AI Incident Reporting System is a structured reporting, triage, and governance framework for tracking AI misuse, model errors, unsafe outputs, retrieval failures, tool failures, and other system-level AI incidents.
It provides a production-oriented foundation for teams building AI applications that need reliable incident intake, severity classification, auditability, and feedback workflows.
AI systems fail in ways that are different from traditional software systems. A model may hallucinate, over-refuse, expose sensitive information, misuse a tool, follow an unsafe instruction, cite the wrong source, or produce an output that creates real-world risk.

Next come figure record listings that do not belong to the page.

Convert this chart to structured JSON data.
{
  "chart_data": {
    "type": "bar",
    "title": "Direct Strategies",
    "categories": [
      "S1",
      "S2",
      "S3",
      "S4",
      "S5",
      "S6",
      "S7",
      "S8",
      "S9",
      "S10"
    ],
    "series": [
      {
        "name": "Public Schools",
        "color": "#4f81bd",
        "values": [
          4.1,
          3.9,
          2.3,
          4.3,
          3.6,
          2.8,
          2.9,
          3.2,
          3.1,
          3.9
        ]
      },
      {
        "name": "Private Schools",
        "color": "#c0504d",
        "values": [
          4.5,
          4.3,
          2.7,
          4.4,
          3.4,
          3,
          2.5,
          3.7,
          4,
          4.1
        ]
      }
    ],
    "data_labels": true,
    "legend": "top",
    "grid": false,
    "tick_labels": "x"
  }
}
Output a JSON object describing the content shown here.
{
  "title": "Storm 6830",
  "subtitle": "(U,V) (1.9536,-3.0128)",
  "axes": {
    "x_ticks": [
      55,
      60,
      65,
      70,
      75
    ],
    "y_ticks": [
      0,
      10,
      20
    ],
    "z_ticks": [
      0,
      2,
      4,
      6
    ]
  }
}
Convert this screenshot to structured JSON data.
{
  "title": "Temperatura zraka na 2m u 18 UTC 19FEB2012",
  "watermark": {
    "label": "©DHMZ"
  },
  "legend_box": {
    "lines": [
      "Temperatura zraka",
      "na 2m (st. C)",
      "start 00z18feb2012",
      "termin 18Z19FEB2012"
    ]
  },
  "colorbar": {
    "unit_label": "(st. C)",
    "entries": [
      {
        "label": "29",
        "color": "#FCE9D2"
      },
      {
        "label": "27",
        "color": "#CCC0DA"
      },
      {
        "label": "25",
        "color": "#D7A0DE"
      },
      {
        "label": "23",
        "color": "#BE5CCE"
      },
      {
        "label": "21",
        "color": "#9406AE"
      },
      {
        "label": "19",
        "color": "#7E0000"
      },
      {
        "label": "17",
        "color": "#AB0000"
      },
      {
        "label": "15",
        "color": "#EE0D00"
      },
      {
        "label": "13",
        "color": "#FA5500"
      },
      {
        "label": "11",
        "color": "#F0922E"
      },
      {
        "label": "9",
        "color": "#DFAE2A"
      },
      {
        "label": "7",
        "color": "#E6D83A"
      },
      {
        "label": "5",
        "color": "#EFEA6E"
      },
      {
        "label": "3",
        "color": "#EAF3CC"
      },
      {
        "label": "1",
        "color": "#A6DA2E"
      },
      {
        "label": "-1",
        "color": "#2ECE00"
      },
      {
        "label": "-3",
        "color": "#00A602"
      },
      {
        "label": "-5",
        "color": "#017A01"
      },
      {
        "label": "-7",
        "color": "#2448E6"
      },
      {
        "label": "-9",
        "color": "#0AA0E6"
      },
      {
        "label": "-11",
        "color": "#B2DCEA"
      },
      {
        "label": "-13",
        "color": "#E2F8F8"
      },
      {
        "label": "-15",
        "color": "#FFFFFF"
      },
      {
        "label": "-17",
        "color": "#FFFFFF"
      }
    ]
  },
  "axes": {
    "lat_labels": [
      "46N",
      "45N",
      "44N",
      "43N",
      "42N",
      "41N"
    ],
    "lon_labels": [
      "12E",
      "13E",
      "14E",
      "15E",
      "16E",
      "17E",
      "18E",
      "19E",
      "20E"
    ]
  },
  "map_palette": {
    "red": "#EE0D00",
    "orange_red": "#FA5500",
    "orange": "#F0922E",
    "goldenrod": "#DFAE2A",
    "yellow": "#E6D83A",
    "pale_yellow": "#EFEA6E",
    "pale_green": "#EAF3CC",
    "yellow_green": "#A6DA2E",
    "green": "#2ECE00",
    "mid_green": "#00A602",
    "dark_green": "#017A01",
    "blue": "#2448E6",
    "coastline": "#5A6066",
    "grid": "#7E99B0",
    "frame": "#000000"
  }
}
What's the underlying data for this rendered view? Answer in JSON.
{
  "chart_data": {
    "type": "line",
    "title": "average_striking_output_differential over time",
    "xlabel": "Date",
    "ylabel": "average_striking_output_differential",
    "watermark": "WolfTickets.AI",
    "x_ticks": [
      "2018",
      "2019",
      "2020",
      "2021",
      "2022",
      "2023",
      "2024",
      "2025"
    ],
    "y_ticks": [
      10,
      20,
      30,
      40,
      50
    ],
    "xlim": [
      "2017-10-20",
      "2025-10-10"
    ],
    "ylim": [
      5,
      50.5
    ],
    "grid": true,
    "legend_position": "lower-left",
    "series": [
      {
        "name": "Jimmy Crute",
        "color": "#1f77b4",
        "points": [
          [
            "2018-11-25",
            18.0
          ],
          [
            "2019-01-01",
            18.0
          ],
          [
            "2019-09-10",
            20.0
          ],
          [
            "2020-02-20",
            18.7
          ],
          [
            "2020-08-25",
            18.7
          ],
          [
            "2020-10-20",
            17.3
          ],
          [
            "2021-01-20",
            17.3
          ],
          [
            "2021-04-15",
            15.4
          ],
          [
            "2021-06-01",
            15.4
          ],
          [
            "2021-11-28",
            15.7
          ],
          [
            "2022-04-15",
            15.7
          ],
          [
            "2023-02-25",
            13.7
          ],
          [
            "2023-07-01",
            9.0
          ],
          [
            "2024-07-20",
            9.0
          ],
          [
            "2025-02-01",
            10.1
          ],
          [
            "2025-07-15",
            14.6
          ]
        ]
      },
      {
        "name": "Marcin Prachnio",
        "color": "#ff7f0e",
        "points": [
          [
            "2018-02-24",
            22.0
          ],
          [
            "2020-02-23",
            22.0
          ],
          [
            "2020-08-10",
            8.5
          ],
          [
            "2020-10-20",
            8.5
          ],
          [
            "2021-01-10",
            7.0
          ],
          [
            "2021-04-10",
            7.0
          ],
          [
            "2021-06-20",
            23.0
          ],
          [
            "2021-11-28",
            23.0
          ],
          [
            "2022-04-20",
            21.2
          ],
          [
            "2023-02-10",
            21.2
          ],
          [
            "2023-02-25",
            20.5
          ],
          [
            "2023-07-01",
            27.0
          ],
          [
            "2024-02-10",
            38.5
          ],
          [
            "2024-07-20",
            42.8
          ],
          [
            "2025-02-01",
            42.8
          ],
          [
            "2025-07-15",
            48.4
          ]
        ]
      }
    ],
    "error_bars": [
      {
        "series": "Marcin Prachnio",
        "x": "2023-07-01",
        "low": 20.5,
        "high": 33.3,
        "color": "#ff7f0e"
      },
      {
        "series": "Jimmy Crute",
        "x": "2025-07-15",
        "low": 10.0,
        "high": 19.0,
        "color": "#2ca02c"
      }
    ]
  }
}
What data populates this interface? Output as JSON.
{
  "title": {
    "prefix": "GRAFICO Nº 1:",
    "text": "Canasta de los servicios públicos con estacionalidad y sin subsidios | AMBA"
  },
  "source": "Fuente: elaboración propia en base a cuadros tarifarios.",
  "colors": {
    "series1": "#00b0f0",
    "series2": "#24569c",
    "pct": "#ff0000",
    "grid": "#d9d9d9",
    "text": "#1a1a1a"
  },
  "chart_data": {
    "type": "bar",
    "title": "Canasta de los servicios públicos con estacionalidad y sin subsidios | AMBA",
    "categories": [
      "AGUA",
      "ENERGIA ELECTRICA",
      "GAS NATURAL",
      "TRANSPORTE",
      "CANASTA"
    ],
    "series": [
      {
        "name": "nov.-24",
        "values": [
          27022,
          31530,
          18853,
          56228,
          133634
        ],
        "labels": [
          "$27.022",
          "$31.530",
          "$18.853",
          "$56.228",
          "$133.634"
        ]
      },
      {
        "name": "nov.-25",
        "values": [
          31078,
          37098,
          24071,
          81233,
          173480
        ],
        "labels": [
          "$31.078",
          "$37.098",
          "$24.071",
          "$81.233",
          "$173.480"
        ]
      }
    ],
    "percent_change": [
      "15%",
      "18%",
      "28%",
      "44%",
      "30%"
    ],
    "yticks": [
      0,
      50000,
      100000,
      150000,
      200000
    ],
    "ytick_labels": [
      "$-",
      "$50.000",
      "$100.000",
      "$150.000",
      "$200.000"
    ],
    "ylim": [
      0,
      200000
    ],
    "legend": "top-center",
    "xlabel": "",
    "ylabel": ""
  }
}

This project provides a common structure for capturing those incidents consistently.
- Incident taxonomy
- Severity model
- Incident lifecycle model
- JSON schemas
- PostgreSQL migrations
- Example incident reports
- GitHub issue templates
- Governance and security documentation
This system can be used to track:
- Harmful or unsafe AI outputs
- Hallucinations with user impact
- Prompt injection or jailbreak attempts
- Model misuse
- Retrieval-augmented generation failures
- Tool-use failures
- Policy violations
- Privacy or data exposure incidents
- Incorrect citations or unsupported claims
- Over-refusals or inappropriate refusals
- Repeated quality failures
ai-incident-reporting-system/
├── README.md
├── LICENSE
├── CHANGELOG.md
├── CONTRIBUTING.md
├── docs/
├── schemas/
├── database/
│ └── migrations/
├── examples/
└── .github/
└── ISSUE_TEMPLATE/
Incidents move through a simple lifecycle:
new → triaged → investigating → mitigated → resolved → closed
Additional statuses may be added depending on the implementation.
| Severity | Meaning |
|---|---|
sev_0 |
Critical incident with real-world harm or major legal, safety, or security exposure |
sev_1 |
Serious incident with meaningful user, business, security, or safety impact |
sev_2 |
Moderate incident with limited impact but clear reliability or safety concern |
sev_3 |
Minor incident, quality issue, isolated failure, or low-risk misuse |
sev_4 |
Informational signal worth tracking but not yet a confirmed incident |
{
"title": "Unsupported medical claim in assistant response",
"incident_type": "hallucination",
"severity": "sev_2",
"source": "user_report",
"reported_by_type": "user",
"event": {
"event_type": "chat_completion",
"input_text": "What should I take for this symptom?",
"output_text": "The assistant gave a confident unsupported recommendation."
},
"labels": ["hallucination", "safety_risk", "unsupported_claim"]
}The SQL migrations in database/migrations/ define a PostgreSQL-ready incident system with tables for:
- Incidents
- Incident events
- Labels
- Actions
- Root causes
- Audit logs
The schemas in schemas/ can be used to validate submitted incidents, events, actions, root causes, and exports.
Each incident should answer four questions:
- What happened?
- Why did it happen?
- What was changed?
- How will recurrence be detected or prevented?
This project is licensed under the MIT License.